Now his wrestling match with the Ukrainian mafia and his attempt to impose his own Georgian clan in Odessa has come into the open.
The publication of the Panama Papers was supposed to tarnish Vladimir Putin but in reality the dirt spewed out of Poroshenko for his murky Caribbean cash pile. Just as the revelation of David Cameron’s family ties to offshore accounts fatally undermined his standing in the run-up to the Brexit referendum. Poroshenko’s claims to represent Westernization for Ukraine were not without an ironic plausibility.
Then to compound Poroshenko’s credibility gap as an anti-corruption campaigner, an MP of Soros-sponsored Afghan Communist background got a bill passed with American backing requiring politicians and officials to publish declarations of their wealth. The published amounts commonly enraged ordinary, poverty-stricken Ukrainians even if they were often a shadow of the real wealth stashed away by the representatives of the people.
Having come to power by decrying Viktor Yanukovich’s alleged “orgy of corruption”, the Poroshenko crew looked odiously bloated with inexplicable wealth.
Into the scandal stepped the unpopular, alien governor Odessa. Despite being appointed by the President, Saakashvili chose to denounce him personally for betraying the Ukrainian people, Western values and the anti-mafia crusade which Saakashvili claimed to personify.
Western media express surprise at the ferocity of Saakashvili’s attacks on the integrity of his old university friend, Poroshenko, who had rescued him from exile and given him his new lease of political life in Odessa. Don’t these hacks remember how Saakashvili had been raised up by Georgia’s Eduard Shevardnadze, who became godfather to his protégé’s son, Eduard, while he was Minister of [In]Justice in that cruelly corrupt regime, before Saakashvili turned on his patron and ousted him in the so-called “Rose Revolution” in November, 2003? Now thirteen unlucky years later, Saakashvili has bitten the hand that fed him in Ukraine.
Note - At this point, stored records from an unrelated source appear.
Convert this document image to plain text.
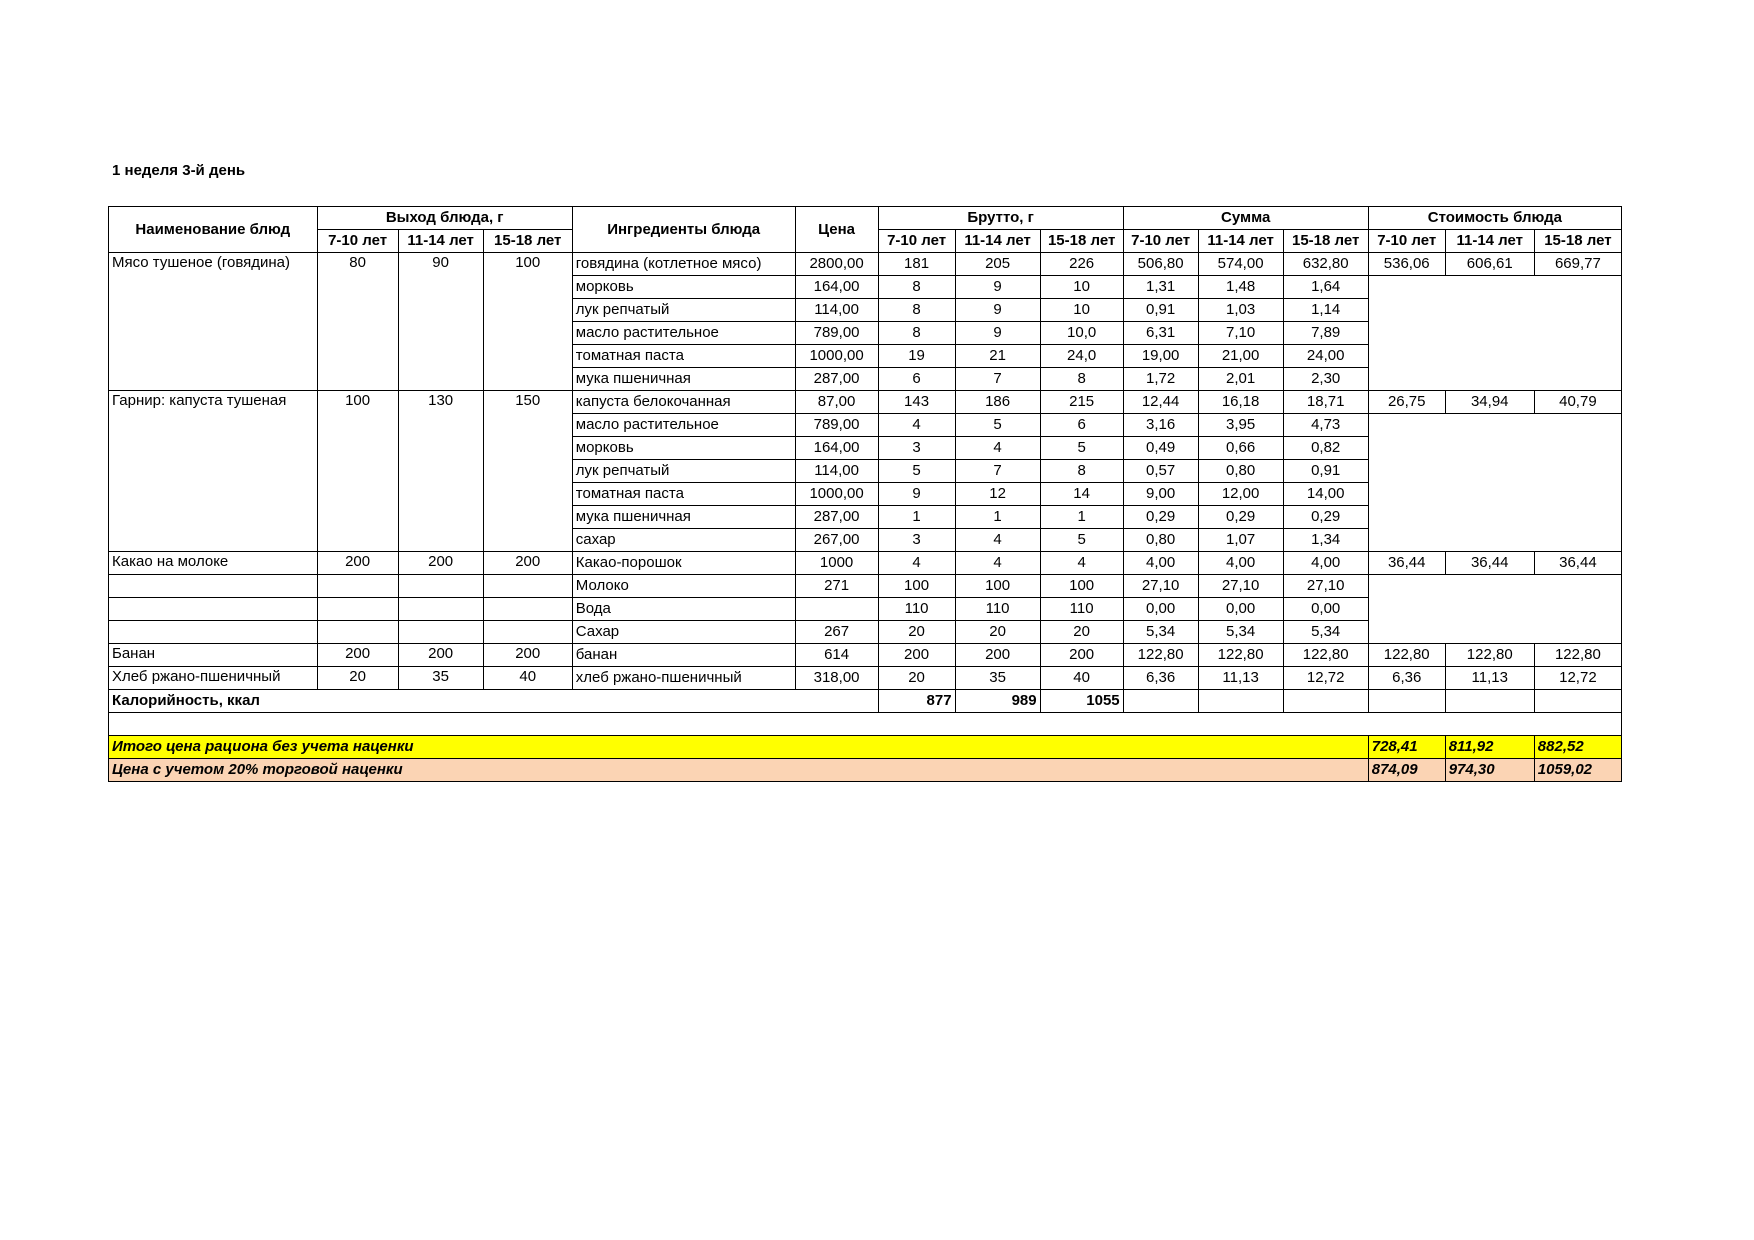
1 неделя 3-й день
Наименование блюд	Выход блюда, г			Ингредиенты блюда	Цена	Брутто, г			Сумма			Стоимость блюда		
	7-10 лет	11-14 лет	15-18 лет			7-10 лет	11-14 лет	15-18 лет	7-10 лет	11-14 лет	15-18 лет	7-10 лет	11-14 лет	15-18 лет
Мясо тушеное (говядина)	80	90	100	говядина (котлетное мясо)	2800,00	181	205	226	506,80	574,00	632,80	536,06	606,61	669,77
				морковь	164,00	8	9	10	1,31	1,48	1,64			
				лук репчатый	114,00	8	9	10	0,91	1,03	1,14			
				масло растительное	789,00	8	9	10,0	6,31	7,10	7,89			
				томатная паста	1000,00	19	21	24,0	19,00	21,00	24,00			
				мука пшеничная	287,00	6	7	8	1,72	2,01	2,30			
Гарнир: капуста тушеная	100	130	150	капуста белокочанная	87,00	143	186	215	12,44	16,18	18,71	26,75	34,94	40,79
				масло растительное	789,00	4	5	6	3,16	3,95	4,73			
				морковь	164,00	3	4	5	0,49	0,66	0,82			
				лук репчатый	114,00	5	7	8	0,57	0,80	0,91			
				томатная паста	1000,00	9	12	14	9,00	12,00	14,00			
				мука пшеничная	287,00	1	1	1	0,29	0,29	0,29			
				сахар	267,00	3	4	5	0,80	1,07	1,34			
Какао на молоке	200	200	200	Какао-порошок	1000	4	4	4	4,00	4,00	4,00	36,44	36,44	36,44
				Молоко	271	100	100	100	27,10	27,10	27,10			
				Вода		110	110	110	0,00	0,00	0,00			
				Сахар	267	20	20	20	5,34	5,34	5,34			
Банан	200	200	200	банан	614	200	200	200	122,80	122,80	122,80	122,80	122,80	122,80
Хлеб ржано-пшеничный	20	35	40	хлеб ржано-пшеничный	318,00	20	35	40	6,36	11,13	12,72	6,36	11,13	12,72
Калорийность, ккал						877	989	1055						

Итого цена рациона без учета наценки												728,41	811,92	882,52
Цена с учетом 20% торговой наценки												874,09	974,30	1059,02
Part of the Western media’s amnesia is of course that until yesterday both Saakashvili and Poroshenko were portrayed as model reformers, anti-corruption campaigners and so on. Suddenly, one paragon of civic virtue smears the other. CNN, BBC and Wall St. Journal can’t compute it. Clearly, no-one in the Central Information Agency had distributed the script in advance of this crisis – so unlike the well-signalled abandonment of a Western darling like Shevardnadze in 2003 or the preparations for the Maidan uprising in 2013-14. Then of course, the Amanpours et al. were on hand with the moniker and mood music to encapsulate the propaganda line. Yesterday’s hero was now a villain but forget about Shevardnadze or Kuchma, here comes an English-speaking motor-mouth spewing out all the New World Order guff about civil society, anti-corruption and, of course, Russophobia.
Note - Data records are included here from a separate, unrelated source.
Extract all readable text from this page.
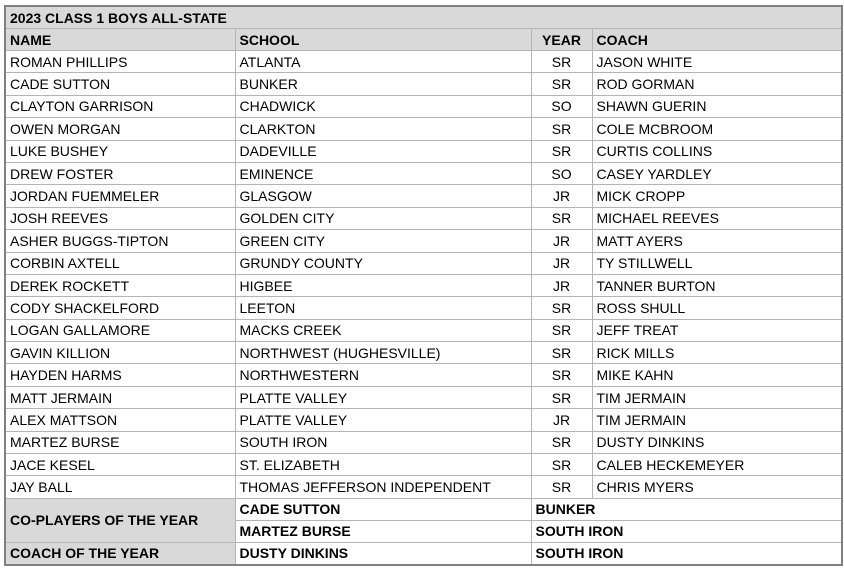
2023 CLASS 1 BOYS ALL-STATE			
NAME	SCHOOL	YEAR	COACH
ROMAN PHILLIPS	ATLANTA	SR	JASON WHITE
CADE SUTTON	BUNKER	SR	ROD GORMAN
CLAYTON GARRISON	CHADWICK	SO	SHAWN GUERIN
OWEN MORGAN	CLARKTON	SR	COLE MCBROOM
LUKE BUSHEY	DADEVILLE	SR	CURTIS COLLINS
DREW FOSTER	EMINENCE	SO	CASEY YARDLEY
JORDAN FUEMMELER	GLASGOW	JR	MICK CROPP
JOSH REEVES	GOLDEN CITY	SR	MICHAEL REEVES
ASHER BUGGS-TIPTON	GREEN CITY	JR	MATT AYERS
CORBIN AXTELL	GRUNDY COUNTY	JR	TY STILLWELL
DEREK ROCKETT	HIGBEE	JR	TANNER BURTON
CODY SHACKELFORD	LEETON	SR	ROSS SHULL
LOGAN GALLAMORE	MACKS CREEK	SR	JEFF TREAT
GAVIN KILLION	NORTHWEST (HUGHESVILLE)	SR	RICK MILLS
HAYDEN HARMS	NORTHWESTERN	SR	MIKE KAHN
MATT JERMAIN	PLATTE VALLEY	SR	TIM JERMAIN
ALEX MATTSON	PLATTE VALLEY	JR	TIM JERMAIN
MARTEZ BURSE	SOUTH IRON	SR	DUSTY DINKINS
JACE KESEL	ST. ELIZABETH	SR	CALEB HECKEMEYER
JAY BALL	THOMAS JEFFERSON INDEPENDENT	SR	CHRIS MYERS
CO-PLAYERS OF THE YEAR	CADE SUTTON	BUNKER	
	MARTEZ BURSE	SOUTH IRON	
COACH OF THE YEAR	DUSTY DINKINS	SOUTH IRON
The Saakashvili-Porodshenko spat not only casts a garish light on the sleazy reality of Western-backed regime change on either side of the Black Sea – Georgia as well as Ukraine – but more importantly it illustrates the dangerous tailspin into which the casual promotion of corrupt and unstable post-Soviet politicians as paragons of civic virtue has plunged Western policy in Eastern Europe. The recent uptick in sabre-rattling by NATO reflects the bankruptcy of the political options promoted by the Euro-Atlantic regime-changers. Having toppled and re-toppled post-Communist regimes, promoting and then pulling down successive corrupt and brutal “heroes of the street”, the West now faces the grim reality that its reputation is as tarnished by this sleazy process as much as its former local heroes.
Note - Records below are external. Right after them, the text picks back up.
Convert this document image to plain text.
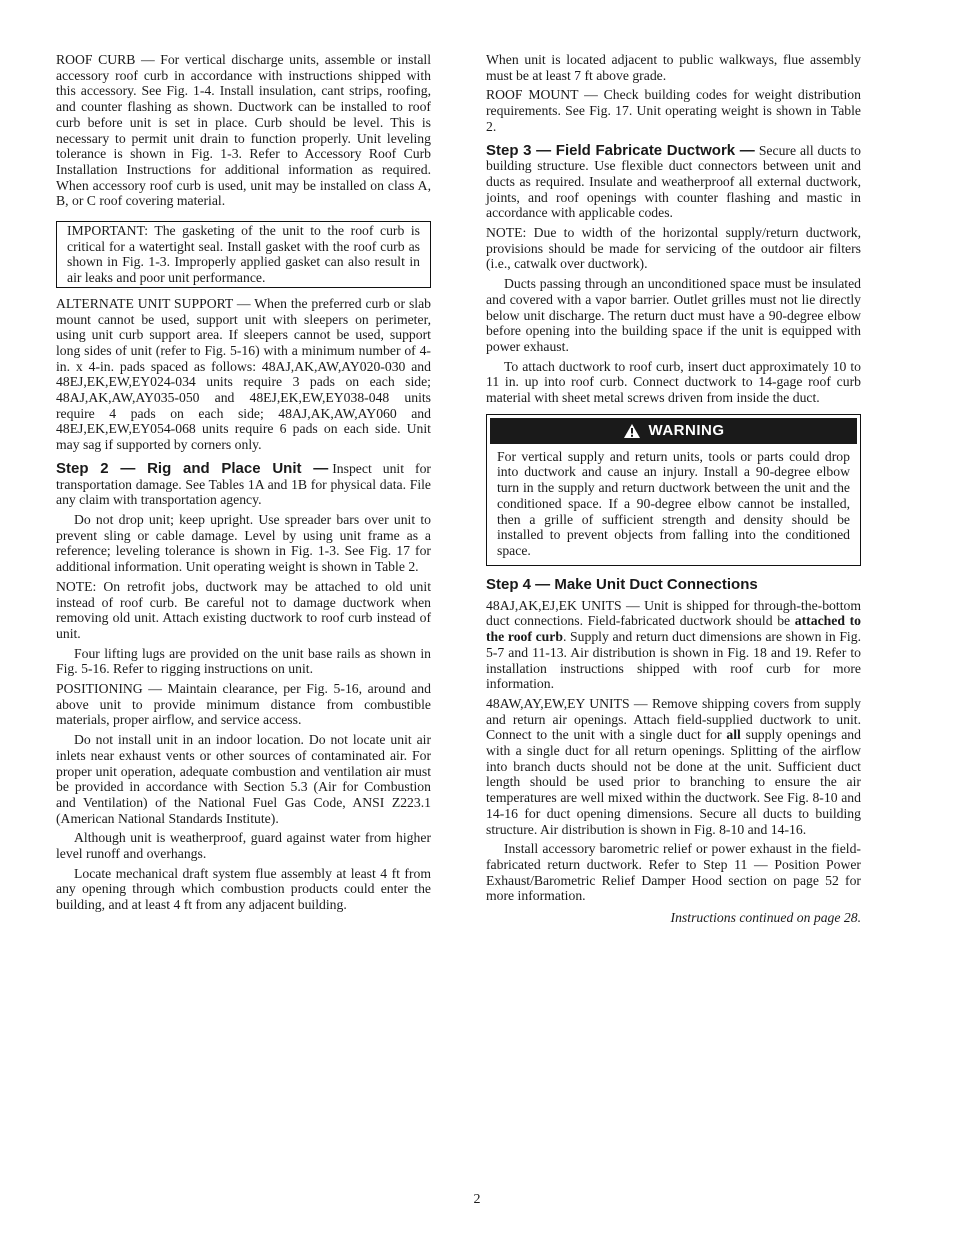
ROOF CURB — For vertical discharge units, assemble or install accessory roof curb in accordance with instructions shipped with this accessory. See Fig. 1-4. Install insulation, cant strips, roofing, and counter flashing as shown. Ductwork can be installed to roof curb before unit is set in place. Curb should be level. This is necessary to permit unit drain to function properly. Unit leveling tolerance is shown in Fig. 1-3. Refer to Accessory Roof Curb Installation Instructions for additional information as required. When accessory roof curb is used, unit may be installed on class A, B, or C roof covering material.

IMPORTANT: The gasketing of the unit to the roof curb is critical for a watertight seal. Install gasket with the roof curb as shown in Fig. 1-3. Improperly applied gasket can also result in air leaks and poor unit performance.

ALTERNATE UNIT SUPPORT — When the preferred curb or slab mount cannot be used, support unit with sleepers on perimeter, using unit curb support area. If sleepers cannot be used, support long sides of unit (refer to Fig. 5-16) with a minimum number of 4-in. x 4-in. pads spaced as follows: 48AJ,AK,AW,AY020-030 and 48EJ,EK,EW,EY024-034 units require 3 pads on each side; 48AJ,AK,AW,AY035-050 and 48EJ,EK,EW,EY038-048 units require 4 pads on each side; 48AJ,AK,AW,AY060 and 48EJ,EK,EW,EY054-068 units require 6 pads on each side. Unit may sag if supported by corners only.

Step 2 — Rig and Place Unit — Inspect unit for transportation damage. See Tables 1A and 1B for physical data. File any claim with transportation agency.

Do not drop unit; keep upright. Use spreader bars over unit to prevent sling or cable damage. Level by using unit frame as a reference; leveling tolerance is shown in Fig. 1-3. See Fig. 17 for additional information. Unit operating weight is shown in Table 2.

NOTE: On retrofit jobs, ductwork may be attached to old unit instead of roof curb. Be careful not to damage ductwork when removing old unit. Attach existing ductwork to roof curb instead of unit.

Four lifting lugs are provided on the unit base rails as shown in Fig. 5-16. Refer to rigging instructions on unit.

POSITIONING — Maintain clearance, per Fig. 5-16, around and above unit to provide minimum distance from combustible materials, proper airflow, and service access.

Do not install unit in an indoor location. Do not locate unit air inlets near exhaust vents or other sources of contaminated air. For proper unit operation, adequate combustion and ventilation air must be provided in accordance with Section 5.3 (Air for Combustion and Ventilation) of the National Fuel Gas Code, ANSI Z223.1 (American National Standards Institute).

Although unit is weatherproof, guard against water from higher level runoff and overhangs.

Locate mechanical draft system flue assembly at least 4 ft from any opening through which combustion products could enter the building, and at least 4 ft from any adjacent building.

When unit is located adjacent to public walkways, flue assembly must be at least 7 ft above grade.

ROOF MOUNT — Check building codes for weight distribution requirements. See Fig. 17. Unit operating weight is shown in Table 2.

Step 3 — Field Fabricate Ductwork — Secure all ducts to building structure. Use flexible duct connectors between unit and ducts as required. Insulate and weatherproof all external ductwork, joints, and roof openings with counter flashing and mastic in accordance with applicable codes.

NOTE: Due to width of the horizontal supply/return ductwork, provisions should be made for servicing of the outdoor air filters (i.e., catwalk over ductwork).

Ducts passing through an unconditioned space must be insulated and covered with a vapor barrier. Outlet grilles must not lie directly below unit discharge. The return duct must have a 90-degree elbow before opening into the building space if the unit is equipped with power exhaust.

To attach ductwork to roof curb, insert duct approximately 10 to 11 in. up into roof curb. Connect ductwork to 14-gage roof curb material with sheet metal screws driven from inside the duct.

WARNING

For vertical supply and return units, tools or parts could drop into ductwork and cause an injury. Install a 90-degree elbow turn in the supply and return ductwork between the unit and the conditioned space. If a 90-degree elbow cannot be installed, then a grille of sufficient strength and density should be installed to prevent objects from falling into the conditioned space.

Step 4 — Make Unit Duct Connections

48AJ,AK,EJ,EK UNITS — Unit is shipped for through-the-bottom duct connections. Field-fabricated ductwork should be attached to the roof curb. Supply and return duct dimensions are shown in Fig. 5-7 and 11-13. Air distribution is shown in Fig. 18 and 19. Refer to installation instructions shipped with roof curb for more information.

48AW,AY,EW,EY UNITS — Remove shipping covers from supply and return air openings. Attach field-supplied ductwork to unit. Connect to the unit with a single duct for all supply openings and with a single duct for all return openings. Splitting of the airflow into branch ducts should not be done at the unit. Sufficient duct length should be used prior to branching to ensure the air temperatures are well mixed within the ductwork. See Fig. 8-10 and 14-16 for duct opening dimensions. Secure all ducts to building structure. Air distribution is shown in Fig. 8-10 and 14-16.

Install accessory barometric relief or power exhaust in the field-fabricated return ductwork. Refer to Step 11 — Position Power Exhaust/Barometric Relief Damper Hood section on page 52 for more information.

Instructions continued on page 28.

2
Maybe one of the youthful Najibullahs of Kiev will be pushed to fill the void. But don’t underrate the ability of Ukraine’s oligarchs to navigate the storms of post-Communist politics and never ending flow of embarrassing revelations of hypocrisy and corruption which the Dnieper can never wash away. Saakashvili has declared war in a most Hobbesian environment on the most powerful and odious characters in the country. Above all, he has denigrated the President of Ukraine himself whose authority cannot survive allowing his former protégé to abuse him with impunity.
This cannot end well for both men. No-one should be surprised if Saakashvili and Poroshenko are suddenly reconciled, but any embrace of these two old comrades from the Komsomol can only follow Lenin’s dictum: put your arms around the enemy’s shoulders so you get your hands closer to his throat. Saakashvili may be counting on the Americans to save his bacon. He seems to have forgotten what President Sarkozy told him in August, 2008: “The Seventh Cavalry is not coming over the hill to rescue you.” Ultimately, even the global nation par excellence does not believe that a Georgian political clan can takeover Ukraine and rule it for Washington against the will of the Ukraine’s own mafias.
Saakashvili’s impulsive detonation of this crisis might lead other Ukrainians to pose as champions of probity against Poroshenko, but the West’s international brigade of reformers who failed at home sent in to transform Ukraine have had their day. Some slink back home to the Baltic States or Chicago, but Saakashvili has no homeland anymore.
With his Georgian citizenship revoked, and Tbilisi demanding his extradition for a host of alleged crimes in office from 2003 until 2012, Saakashvili has few places to run to. Remember the USA wouldn’t give him permanent residence which was why he jumped at the chance to serve Poroshenko’s bogus anti-corruption but very real anti-Russian drive in Odessa. With the boss-of-bosses’ backing in Kiev, Saakashvili could find himself facing extradition back to Georgia – or even to Russia which accused him of genocide for killing so many civilians in his madcap invasion of South Ossetia in August, 2008.
The West can afford to throw away Saakashvili. Poroshenko and his prime minister, Groysman – godson of Poroshenko’s father – have been Washington’s key allies in Kiev. If they were to fall, or, if fearing Washington was about to push them, they jumped ship back to their old comrades in Moscow, the neo-cons’ house of cards in Eastern Europe could collapse.
Maybe the strange silence of the West’s normally vocal media analysts about Saakashvili’s bombshell reflects their bewilderment that the best-laid plans for domination in the East are beginning to crumble like one of the stale cookies handed out in Kiev by that pin-up for regime-change, Victoria Neuland. After all the hullaballoo about Donald Trump being the cat’s paw of pro-Russian interests who had backed Viktor Yanukovich in the swirling crisis in  Ukraine three years ago, that none of the hacks decrying his “hidden Kremlin links” have explained how Saaki and Porky Poroshenko fell out so spectacularly or what it means for Western grand strategy. Their silence is very revealing. Even Google’s Orwellian approach to news-management has rarely been so crude: the story was a bombshell, headlined with “live updates” – but not anymore.
Amnesia not analysis is increasingly the Western media elite’s response to the crisis besettin its most cherished policies. Does this silence imply retreat or will the West lash out after Tuesday’s US Presidential election? Maybe Saakashvili’s tantrum will set the Seventh Cavalry in motion, not to rescue him today any more than in 2008, but to mask the failure of regime-change with open war in the East. Now that is something the Western media has been talking about a lot recently.